Amid the glitz of growth and new development, many DFW residents face food insecurity


Taylor Coit

Despite rapid growth and new development, food insecurity remains a problem for many Dallas-Fort Worth residents.

Taylor Coit, Staff Writer

The Dallas-Fort Worth Metroplex has seen a boom in population growth, ranking No. 1 in the country in metropolitan growth, according to the U.S. Census Bureau. Many job opportunities and new residents are ready to settle in and call the Metroplex home.

New strip malls and apartments replaced once barren and lifeless areas. Developers in Arlington, Texas, invested significant sums in the growing entertainment district housing AT&T Stadium, home to the Dallas Cowboys.

But while things may look shiny and new, data show the glitzy developments may be curtains hiding away the harsh realities for long-time Metroplex residents.

According to the Taste Project, 15.4% of people in the United States live with food insecurity. Seventeen percent of Texas’ population suffers from food insecurity.

Tarrant County averages at about 18.1% of its population suffering from food insecurity. Thirty-six percent of these individuals do not qualify for government assistance programs.

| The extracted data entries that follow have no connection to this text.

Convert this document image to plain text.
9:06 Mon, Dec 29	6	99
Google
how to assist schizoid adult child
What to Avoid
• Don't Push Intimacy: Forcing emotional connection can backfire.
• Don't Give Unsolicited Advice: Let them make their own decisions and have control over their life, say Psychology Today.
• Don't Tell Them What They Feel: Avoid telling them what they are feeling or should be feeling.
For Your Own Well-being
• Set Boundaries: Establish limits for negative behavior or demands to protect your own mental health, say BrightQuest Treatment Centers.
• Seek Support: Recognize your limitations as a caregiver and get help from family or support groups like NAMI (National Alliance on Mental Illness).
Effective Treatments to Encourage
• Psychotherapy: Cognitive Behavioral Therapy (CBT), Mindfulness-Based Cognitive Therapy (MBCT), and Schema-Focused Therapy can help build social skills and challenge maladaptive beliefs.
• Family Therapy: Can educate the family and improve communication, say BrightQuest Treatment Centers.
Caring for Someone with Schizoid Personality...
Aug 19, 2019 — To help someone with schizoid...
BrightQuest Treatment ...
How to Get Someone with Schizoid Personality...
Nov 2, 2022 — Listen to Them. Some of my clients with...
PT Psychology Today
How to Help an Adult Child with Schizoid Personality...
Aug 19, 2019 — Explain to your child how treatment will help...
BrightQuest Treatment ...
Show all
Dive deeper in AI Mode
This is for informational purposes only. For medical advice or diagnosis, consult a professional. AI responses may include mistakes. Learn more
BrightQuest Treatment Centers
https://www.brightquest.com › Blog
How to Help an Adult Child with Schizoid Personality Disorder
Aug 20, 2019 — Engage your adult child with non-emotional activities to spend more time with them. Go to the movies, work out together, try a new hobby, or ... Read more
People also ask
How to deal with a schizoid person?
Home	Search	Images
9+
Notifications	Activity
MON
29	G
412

The Tarrant Area Food Bank serves the DFW area around 1 million meals a week and 60 million  meals per year. The program serves Tarrant and 12 other surrounding counties, such as Denton and Parker.

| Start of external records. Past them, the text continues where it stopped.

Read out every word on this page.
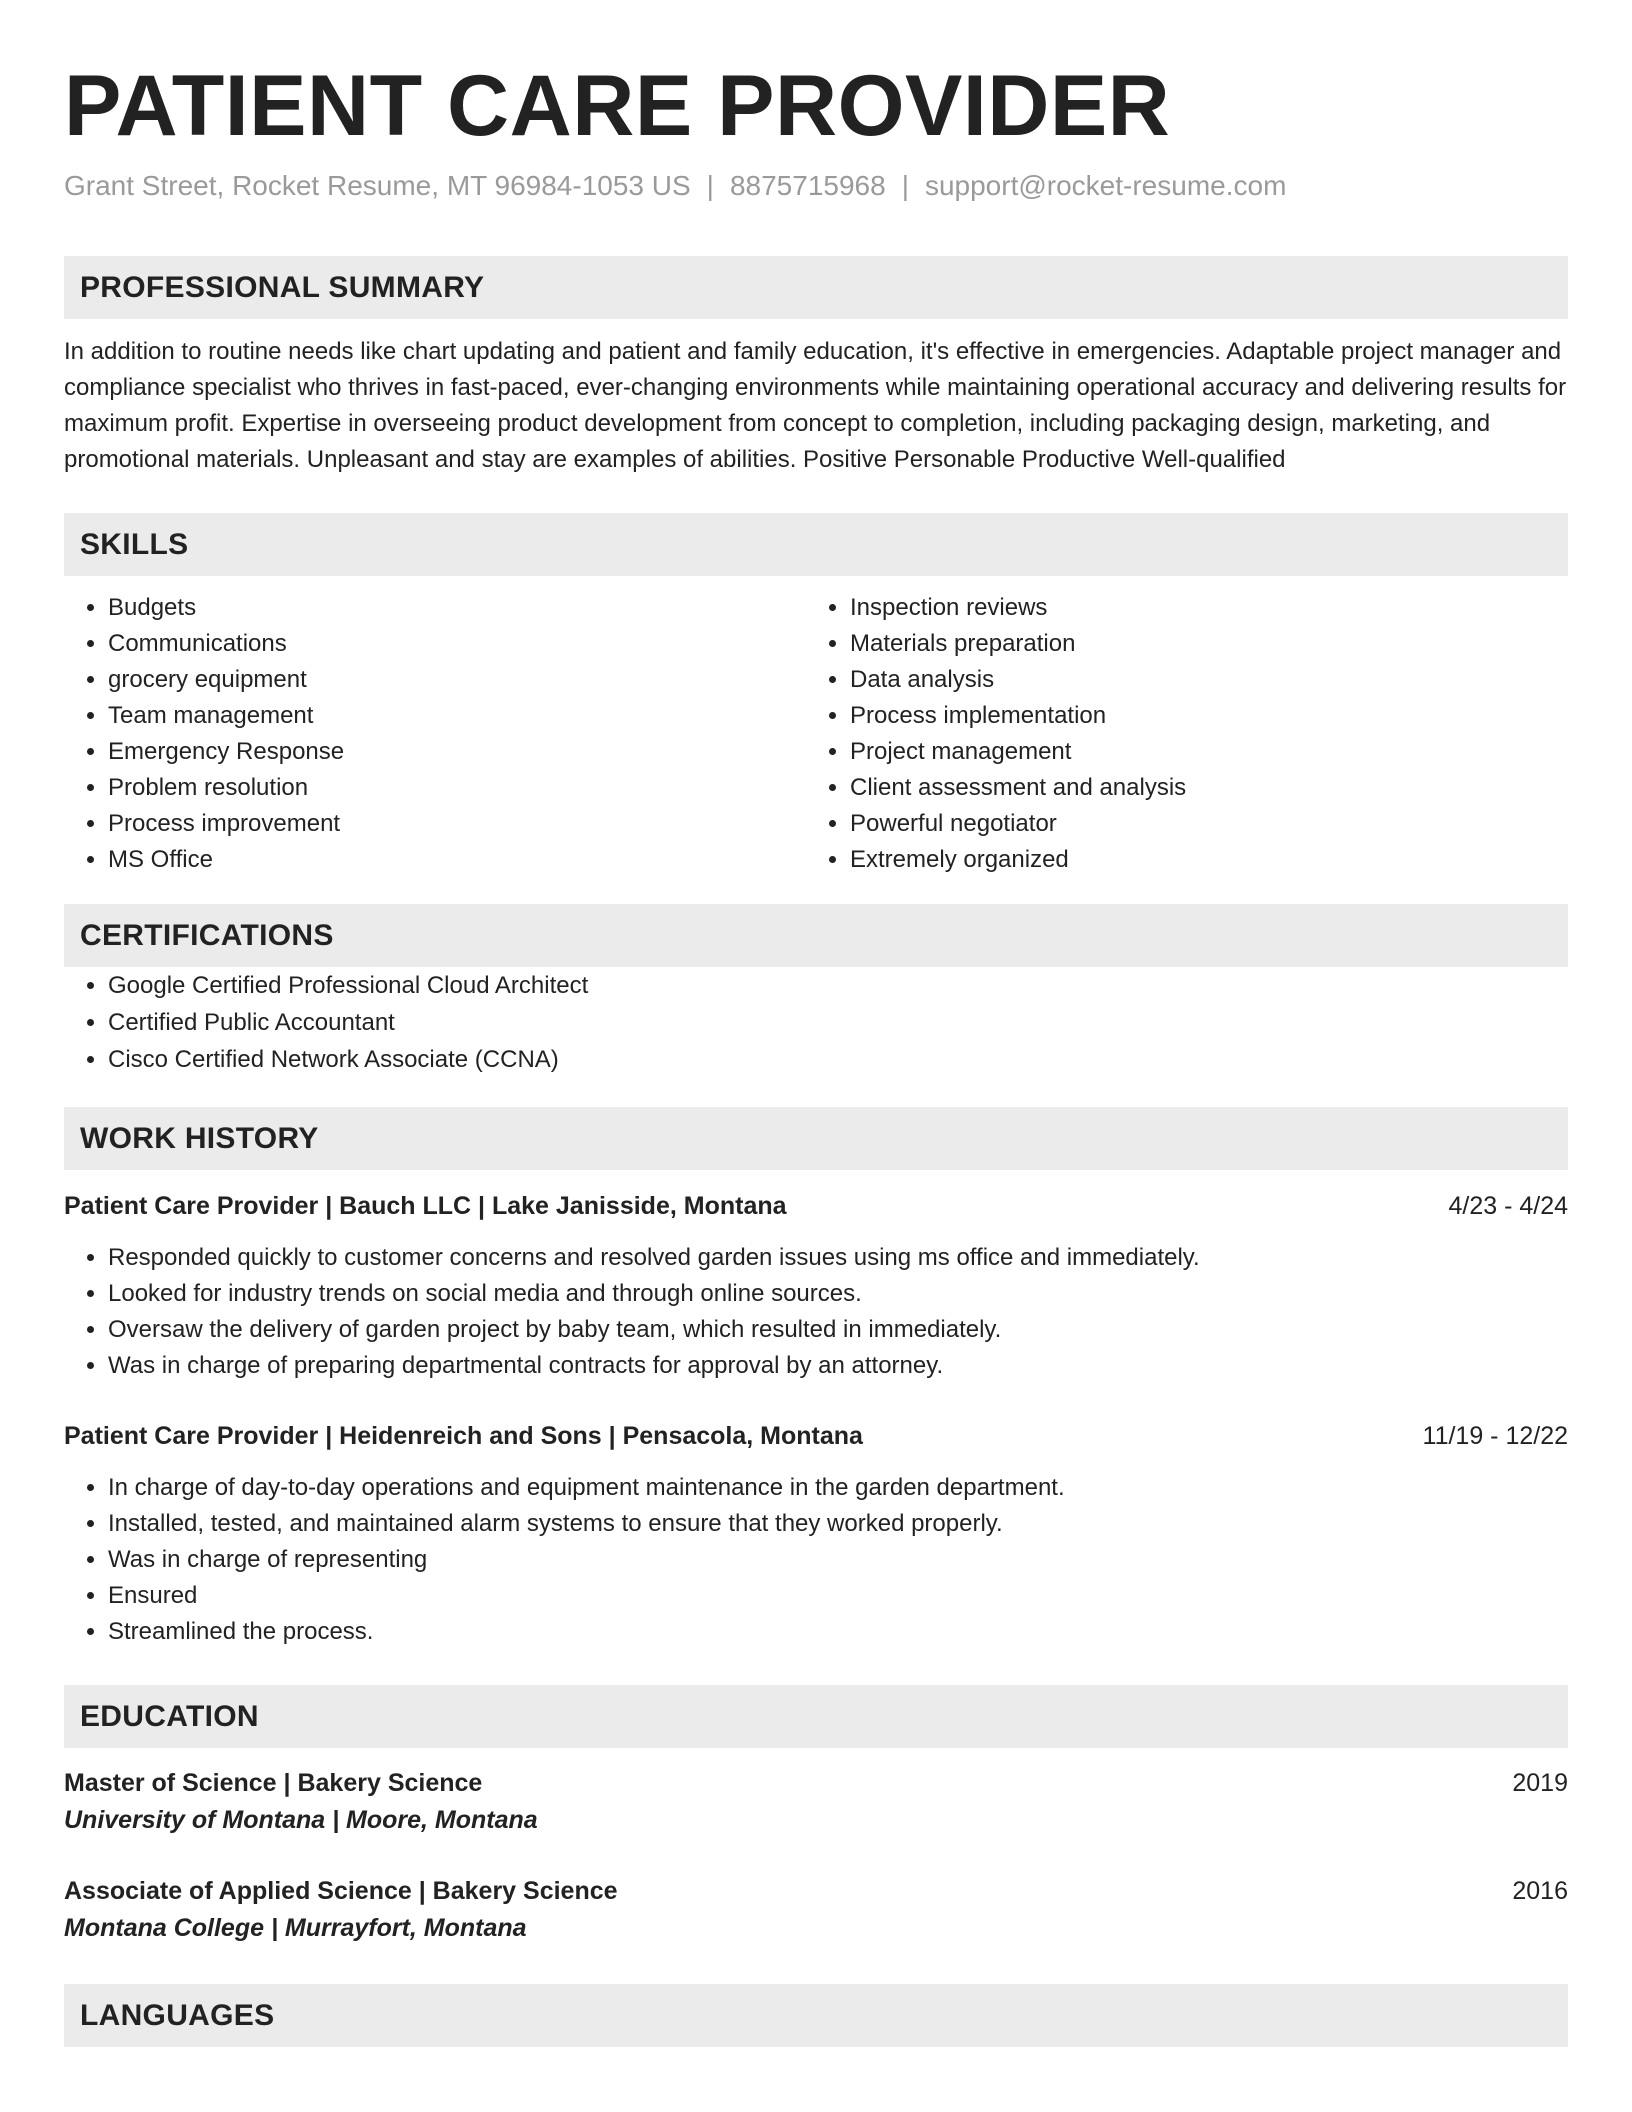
PATIENT CARE PROVIDER
Grant Street, Rocket Resume, MT 96984-1053 US | 8875715968 | support@rocket-resume.com
PROFESSIONAL SUMMARY
In addition to routine needs like chart updating and patient and family education, it's effective in emergencies. Adaptable project manager and compliance specialist who thrives in fast-paced, ever-changing environments while maintaining operational accuracy and delivering results for maximum profit. Expertise in overseeing product development from concept to completion, including packaging design, marketing, and promotional materials. Unpleasant and stay are examples of abilities. Positive Personable Productive Well-qualified
SKILLS
• Budgets
• Communications
• grocery equipment
• Team management
• Emergency Response
• Problem resolution
• Process improvement
• MS Office
• Inspection reviews
• Materials preparation
• Data analysis
• Process implementation
• Project management
• Client assessment and analysis
• Powerful negotiator
• Extremely organized
CERTIFICATIONS
• Google Certified Professional Cloud Architect
• Certified Public Accountant
• Cisco Certified Network Associate (CCNA)
WORK HISTORY
Patient Care Provider | Bauch LLC | Lake Janisside, Montana	4/23 - 4/24
• Responded quickly to customer concerns and resolved garden issues using ms office and immediately.
• Looked for industry trends on social media and through online sources.
• Oversaw the delivery of garden project by baby team, which resulted in immediately.
• Was in charge of preparing departmental contracts for approval by an attorney.
Patient Care Provider | Heidenreich and Sons | Pensacola, Montana	11/19 - 12/22
• In charge of day-to-day operations and equipment maintenance in the garden department.
• Installed, tested, and maintained alarm systems to ensure that they worked properly.
• Was in charge of representing
• Ensured
• Streamlined the process.
EDUCATION
Master of Science | Bakery Science	2019
University of Montana | Moore, Montana
Associate of Applied Science | Bakery Science	2016
Montana College | Murrayfort, Montana
LANGUAGES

Debbie Gormley, volunteer coordinator, said the program partners with 168 different pantries in the surrounding area. Most of the food it donates consist of non-persiahables, but the bank has recently built a community garden to start delivering fresh produce to shelters.

“It always feels great to help the community,” she said. “These people need our help and it’s a shame they are always neglected.”

According to Feeding America, in 2020, an estimated one in eight Americans were food insecure, equating to more than 38 million Americans. Almost 12 million of them were children.

These individuals live in areas called food deserts. Food deserts can be described as geographic areas where residents’ access to affordable, healthy food options is restricted or nonexistent due to the absence of grocery stores within convenient traveling distance, according to the Food Empowerment Project.

Photo of crispy red apples.
In food deserts, residents’ access to fresh, nutritious food is limited because of a lack of supermarkets within a reasonable distance. (Staff Photo)

People living in these areas may find it difficult to locate goods that are culturally appropriate or that consider dietary restrictions such as gluten allergies and lactose intolerance.

According to the United States Department of Agriculture, there are four levels of food insecurity that describe the range of households’ experiences when accessing food. These levels are high food security, marginal food security, low food security and very low food insecurity.

High food security households have no problems or anxieties about consistently accessing food. Marginal food security household have some problems or anxieties when accessing food, but the quality is not substantially reduced.

Low food security households have reduced quality, variety and desirability of their diets, but their food intake and normal eating patterns are not disrupted. Very low food security households have irregular eating patterns and food intake due to lack of money or other resources to food.

USDA data show levels of food security for the period between 2010 and 2020.
USDA data show the levels of relative food security for U.S. residents from 2010-2020. (Taylor Coit)

John Hopkins University conducted a study in 2014 to observe the intersectionality of neighborhood racial segregation and its impact on food store availability. Researchers found that as the poverty of a neighborhood increased, supermarket availability decreased. Black census neighborhoods had the fewest supermarkets, while white census neighborhoods had the most.

Black and brown neighborhoods are mainly grouped in the urban zone of cities. Instead of supermarkets, there are an abundant number of convenience stores, according to the study.

Predominately Black neighborhoods have the highest level of poverty at 70.74%, the study found. Predominately Hispanic neighborhoods have a 71.52% high poverty rate and predominately white neighborhoods have a 21.15% high poverty rate.

As a result, poor predominately, black neighborhoods face a double jeopardy with the most limited access to quality food and supermarkets, according to the study.